The enormous consumer prices continue to increase pressure on the European Central Bank (ECB), forcing it to keep introducing aggressive interest rate hikes. The markets are expecting a second consecutive 75 basis-point increase following its unprecedented hike earlier this month. ECB’s next policy meeting is scheduled for October 27.

“The next step still has to be big because we are still far away from rates that are consistent with 2% inflation. I would side with 75 basis points.”

– Martins Kazaks, member of the ECB Governing Council

Energy and food costs were once again the primary drivers of inflation, with policymakers expecting an even tougher couple of months ahead as Europe’s gas supply remains low since Russia’s invasion of Ukraine. As such, consumer prices are likely to surge even further in some countries, where recessions are almost inevitable.

New U.K. Prime Minister’s Growth Plan Leads to a Financial Crisis

While eurozone inflation reached a new peak, consumer prices remain sky-high on a global scale as well. However, it appears that the U.K. is going through a particularly bad financial crisis, which many believe the country’s own policymakers are responsible for.

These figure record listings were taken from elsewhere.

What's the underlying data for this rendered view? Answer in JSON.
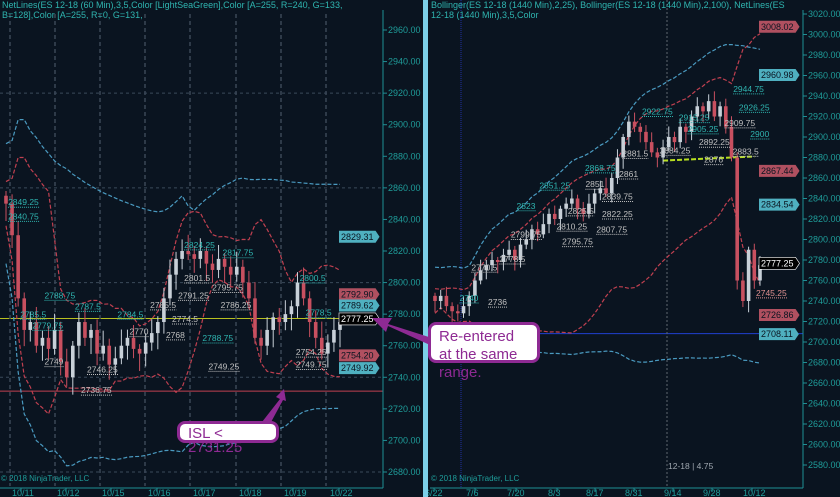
{
  "left_chart": {
    "header": "NetLines(ES 12-18 (60 Min),3,5,Color [LightSeaGreen],Color [A=255, R=240, G=133, B=128],Color [A=255, R=0, G=131,",
    "copyright": "© 2018 NinjaTrader, LLC",
    "x_labels": [
      "10/11",
      "10/12",
      "10/15",
      "10/16",
      "10/17",
      "10/18",
      "10/19",
      "10/22"
    ],
    "y_ticks": [
      2960,
      2940,
      2920,
      2900,
      2880,
      2860,
      2840,
      2820,
      2800,
      2780,
      2760,
      2740,
      2720,
      2700,
      2680
    ],
    "price_tags": [
      {
        "value": "2829.31",
        "color": "#4fb0c0"
      },
      {
        "value": "2792.90",
        "color": "#b05060"
      },
      {
        "value": "2789.62",
        "color": "#4fb0c0"
      },
      {
        "value": "2777.25",
        "color": "#000000"
      },
      {
        "value": "2754.20",
        "color": "#b05060"
      },
      {
        "value": "2749.92",
        "color": "#4fb0c0"
      }
    ],
    "level_labels": [
      {
        "text": "2849.25",
        "price": 2849,
        "bar": 1,
        "color": "#2fb5b0"
      },
      {
        "text": "2840.75",
        "price": 2840,
        "bar": 1,
        "color": "#2fb5b0"
      },
      {
        "text": "2788.75",
        "price": 2790,
        "bar": 7,
        "color": "#2fb5b0"
      },
      {
        "text": "2785.5",
        "price": 2778,
        "bar": 3,
        "color": "#2fb5b0"
      },
      {
        "text": "2779.75",
        "price": 2771,
        "bar": 5,
        "color": "#2fb5b0"
      },
      {
        "text": "2787.5",
        "price": 2783,
        "bar": 12,
        "color": "#2fb5b0"
      },
      {
        "text": "2784.5",
        "price": 2778,
        "bar": 19,
        "color": "#2fb5b0"
      },
      {
        "text": "2770",
        "price": 2767,
        "bar": 21,
        "color": "#c0c0c0"
      },
      {
        "text": "2768",
        "price": 2765,
        "bar": 27,
        "color": "#c0c0c0"
      },
      {
        "text": "2788.75",
        "price": 2763,
        "bar": 33,
        "color": "#2fb5b0"
      },
      {
        "text": "2749",
        "price": 2748,
        "bar": 7,
        "color": "#c0c0c0"
      },
      {
        "text": "2746.25",
        "price": 2743,
        "bar": 14,
        "color": "#c0c0c0"
      },
      {
        "text": "2749.25",
        "price": 2745,
        "bar": 34,
        "color": "#c0c0c0"
      },
      {
        "text": "2736.75",
        "price": 2730,
        "bar": 13,
        "color": "#c0c0c0"
      },
      {
        "text": "2824.25",
        "price": 2822,
        "bar": 30,
        "color": "#2fb5b0"
      },
      {
        "text": "2817.75",
        "price": 2817,
        "bar": 34,
        "color": "#2fb5b0"
      },
      {
        "text": "2801.5",
        "price": 2801,
        "bar": 30,
        "color": "#c0c0c0"
      },
      {
        "text": "2795.75",
        "price": 2795,
        "bar": 30,
        "color": "#c0c0c0"
      },
      {
        "text": "2791.25",
        "price": 2790,
        "bar": 29,
        "color": "#c0c0c0"
      },
      {
        "text": "2785.5",
        "price": 2784,
        "bar": 29,
        "color": "#c0c0c0"
      },
      {
        "text": "2786.25",
        "price": 2784,
        "bar": 36,
        "color": "#c0c0c0"
      },
      {
        "text": "2774.5",
        "price": 2775,
        "bar": 28,
        "color": "#c0c0c0"
      },
      {
        "text": "2800.5",
        "price": 2801,
        "bar": 49,
        "color": "#2fb5b0"
      },
      {
        "text": "2778.5",
        "price": 2779,
        "bar": 50,
        "color": "#2fb5b0"
      },
      {
        "text": "2754.25",
        "price": 2754,
        "bar": 53,
        "color": "#c0c0c0"
      },
      {
        "text": "2749.75",
        "price": 2750,
        "bar": 53,
        "color": "#c0c0c0"
      }
    ],
    "lines": {
      "current_price": 2777.25,
      "isl_level": 2731.25,
      "current_color": "#b8c020",
      "isl_color": "#c04050"
    }
  },
  "right_chart": {
    "header": "Bollinger(ES 12-18 (1440 Min),2,25), Bollinger(ES 12-18 (1440 Min),2,100), NetLines(ES 12-18 (1440 Min),3,5,Color",
    "copyright": "© 2018 NinjaTrader, LLC",
    "crosshair_readout": "12-18 | 4.75",
    "x_labels": [
      "6/22",
      "7/6",
      "7/20",
      "8/3",
      "8/17",
      "8/31",
      "9/14",
      "9/28",
      "10/12"
    ],
    "y_ticks": [
      3020,
      3000,
      2980,
      2960,
      2940,
      2920,
      2900,
      2880,
      2860,
      2840,
      2820,
      2800,
      2780,
      2760,
      2740,
      2720,
      2700,
      2680,
      2660,
      2640,
      2620,
      2600,
      2580
    ],
    "price_tags": [
      {
        "value": "3008.02",
        "color": "#b05060"
      },
      {
        "value": "2960.98",
        "color": "#4fb0c0"
      },
      {
        "value": "2867.44",
        "color": "#b05060"
      },
      {
        "value": "2834.54",
        "color": "#4fb0c0"
      },
      {
        "value": "2777.25",
        "color": "#000000"
      },
      {
        "value": "2726.86",
        "color": "#b05060"
      },
      {
        "value": "2708.11",
        "color": "#4fb0c0"
      }
    ],
    "level_labels": [
      {
        "text": "2944.75",
        "price": 2944,
        "bar": 53,
        "color": "#2fb5b0"
      },
      {
        "text": "2926.25",
        "price": 2926,
        "bar": 54,
        "color": "#2fb5b0"
      },
      {
        "text": "2900",
        "price": 2900,
        "bar": 56,
        "color": "#2fb5b0"
      },
      {
        "text": "2922.75",
        "price": 2922,
        "bar": 37,
        "color": "#2fb5b0"
      },
      {
        "text": "2915.25",
        "price": 2916,
        "bar": 41,
        "color": "#2fb5b0"
      },
      {
        "text": "2905.25",
        "price": 2905,
        "bar": 45,
        "color": "#2fb5b0"
      },
      {
        "text": "2909.75",
        "price": 2905,
        "bar": 49,
        "color": "#c0c0c0"
      },
      {
        "text": "2892.25",
        "price": 2892,
        "bar": 47,
        "color": "#c0c0c0"
      },
      {
        "text": "2884.25",
        "price": 2884,
        "bar": 45,
        "color": "#c0c0c0"
      },
      {
        "text": "2883.5",
        "price": 2883,
        "bar": 48,
        "color": "#c0c0c0"
      },
      {
        "text": "2881.5",
        "price": 2881,
        "bar": 36,
        "color": "#c0c0c0"
      },
      {
        "text": "2876",
        "price": 2875,
        "bar": 43,
        "color": "#c0c0c0"
      },
      {
        "text": "2868.75",
        "price": 2867,
        "bar": 27,
        "color": "#2fb5b0"
      },
      {
        "text": "2861",
        "price": 2861,
        "bar": 33,
        "color": "#c0c0c0"
      },
      {
        "text": "2851",
        "price": 2851,
        "bar": 32,
        "color": "#c0c0c0"
      },
      {
        "text": "2851.25",
        "price": 2850,
        "bar": 19,
        "color": "#2fb5b0"
      },
      {
        "text": "2839.75",
        "price": 2839,
        "bar": 30,
        "color": "#c0c0c0"
      },
      {
        "text": "2823",
        "price": 2830,
        "bar": 15,
        "color": "#2fb5b0"
      },
      {
        "text": "2825.5",
        "price": 2825,
        "bar": 24,
        "color": "#c0c0c0"
      },
      {
        "text": "2822.25",
        "price": 2822,
        "bar": 30,
        "color": "#c0c0c0"
      },
      {
        "text": "2810.25",
        "price": 2810,
        "bar": 22,
        "color": "#c0c0c0"
      },
      {
        "text": "2807.75",
        "price": 2807,
        "bar": 29,
        "color": "#c0c0c0"
      },
      {
        "text": "2799.75",
        "price": 2802,
        "bar": 14,
        "color": "#c0c0c0"
      },
      {
        "text": "2795.75",
        "price": 2795,
        "bar": 23,
        "color": "#c0c0c0"
      },
      {
        "text": "2778.5",
        "price": 2778,
        "bar": 12,
        "color": "#c0c0c0"
      },
      {
        "text": "2770.5",
        "price": 2770,
        "bar": 12,
        "color": "#c0c0c0"
      },
      {
        "text": "2740",
        "price": 2740,
        "bar": 5,
        "color": "#2fb5b0"
      },
      {
        "text": "2736",
        "price": 2736,
        "bar": 10,
        "color": "#c0c0c0"
      },
      {
        "text": "2745.25",
        "price": 2745,
        "bar": 57,
        "color": "#e09090"
      }
    ],
    "lines": {
      "support_level": 2708.11,
      "support_color": "#2040d0",
      "trendline_color": "#b8e020",
      "trendline": [
        [
          40,
          2877
        ],
        [
          56,
          2881
        ]
      ]
    }
  },
  "chart_data": [
    {
      "type": "candlestick",
      "title": "",
      "ylim": [
        2680,
        2960
      ],
      "close": [
        2850,
        2830,
        2790,
        2770,
        2775,
        2760,
        2765,
        2758,
        2770,
        2750,
        2740,
        2760,
        2775,
        2765,
        2770,
        2755,
        2760,
        2748,
        2752,
        2760,
        2765,
        2758,
        2755,
        2762,
        2768,
        2775,
        2790,
        2805,
        2815,
        2820,
        2818,
        2815,
        2820,
        2812,
        2808,
        2815,
        2810,
        2805,
        2810,
        2800,
        2790,
        2765,
        2760,
        2770,
        2778,
        2775,
        2780,
        2785,
        2800,
        2790,
        2775,
        2765,
        2755,
        2762,
        2770,
        2775
      ]
    },
    {
      "type": "candlestick",
      "title": "",
      "ylim": [
        2580,
        3020
      ],
      "close": [
        2740,
        2745,
        2735,
        2730,
        2728,
        2735,
        2745,
        2760,
        2770,
        2775,
        2780,
        2778,
        2785,
        2790,
        2780,
        2795,
        2800,
        2810,
        2805,
        2815,
        2825,
        2820,
        2830,
        2835,
        2840,
        2830,
        2825,
        2835,
        2845,
        2850,
        2845,
        2860,
        2880,
        2900,
        2915,
        2910,
        2905,
        2895,
        2885,
        2880,
        2890,
        2900,
        2895,
        2910,
        2905,
        2920,
        2930,
        2925,
        2935,
        2920,
        2930,
        2910,
        2880,
        2760,
        2740,
        2790,
        2760,
        2775
      ]
    }
  ],
  "annotations": {
    "reentered": "Re-entered at the same range.",
    "isl": "ISL < 2731.25",
    "color": "#8e2a93"
  },
  "colors": {
    "background": "#0a1420",
    "axis": "#1f8f95",
    "up": "#c8d0d8",
    "down": "#c85060",
    "band_red": "#c04050",
    "band_blue": "#4a9ac0",
    "divider": "#7ccfe8"
  }
}
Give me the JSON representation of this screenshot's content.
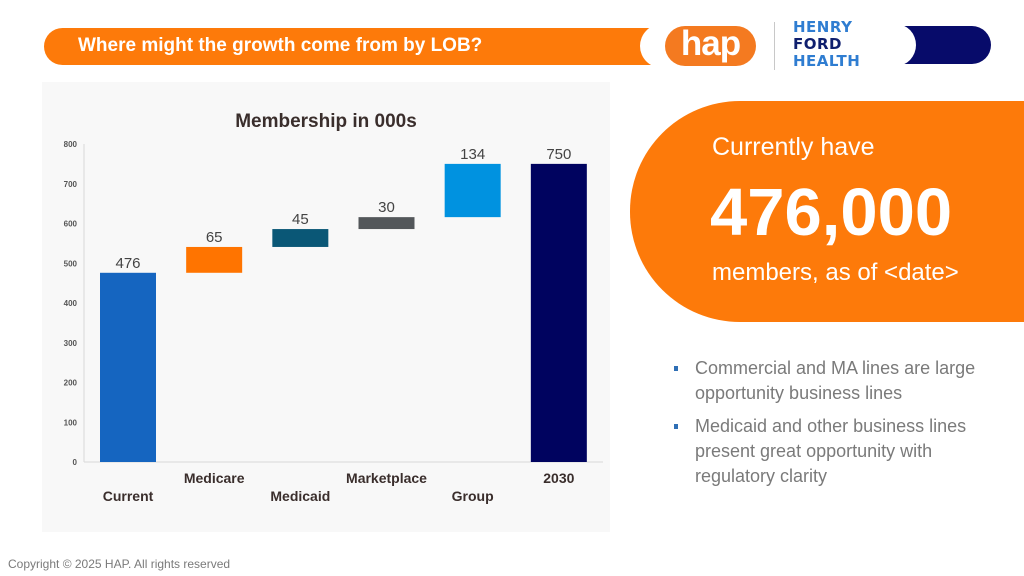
{
  "header": {
    "title": "Where might the growth come from by LOB?",
    "logos": {
      "hap": "hap",
      "hfh_line1": "HENRY",
      "hfh_line2": "FORD",
      "hfh_line3": "HEALTH"
    }
  },
  "colors": {
    "orange": "#fd7a0a",
    "navy": "#070b6a",
    "current_bar": "#1565c0",
    "medicare_bar": "#ff7400",
    "medicaid_bar": "#0a5776",
    "marketplace_bar": "#53575a",
    "group_bar": "#0092e0",
    "total_bar": "#00035f"
  },
  "chart_data": {
    "type": "bar",
    "subtype": "waterfall",
    "title": "Membership in 000s",
    "xlabel": "",
    "ylabel": "",
    "ylim": [
      0,
      800
    ],
    "yticks": [
      0,
      100,
      200,
      300,
      400,
      500,
      600,
      700,
      800
    ],
    "grid": false,
    "categories": [
      "Current",
      "Medicare",
      "Medicaid",
      "Marketplace",
      "Group",
      "2030"
    ],
    "values": [
      476,
      65,
      45,
      30,
      134,
      750
    ],
    "bases": [
      0,
      476,
      541,
      586,
      616,
      0
    ],
    "kinds": [
      "total",
      "increase",
      "increase",
      "increase",
      "increase",
      "total"
    ],
    "labels": [
      "476",
      "65",
      "45",
      "30",
      "134",
      "750"
    ],
    "bar_colors": [
      "#1565c0",
      "#ff7400",
      "#0a5776",
      "#53575a",
      "#0092e0",
      "#00035f"
    ]
  },
  "callout": {
    "line1": "Currently have",
    "number": "476,000",
    "line3": "members, as of <date>"
  },
  "bullets": [
    "Commercial and MA lines are large opportunity business lines",
    "Medicaid and other business lines present great opportunity with regulatory clarity"
  ],
  "footer": {
    "copyright": "Copyright © 2025 HAP. All rights reserved"
  }
}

Firstly, the U.K. introduced a relatively weak interest rate hike to tame raging inflationary pressures. To make things worse, the new prime minister Liz Truss introduced the largest tax cuts in 50 years to stimulate economic growth with no clear plan on how to pay for them.

The announcement caused havoc in the U.K. markets, pushing the pound to a record low against the US dollar and bond prices collapsing. To save what can be saved, the U.K. central bank said Wednesday it plans to print £65 billion ($70 billion) to buy government bonds between now and October 14 and protect the economy from Truss’ own growth plan.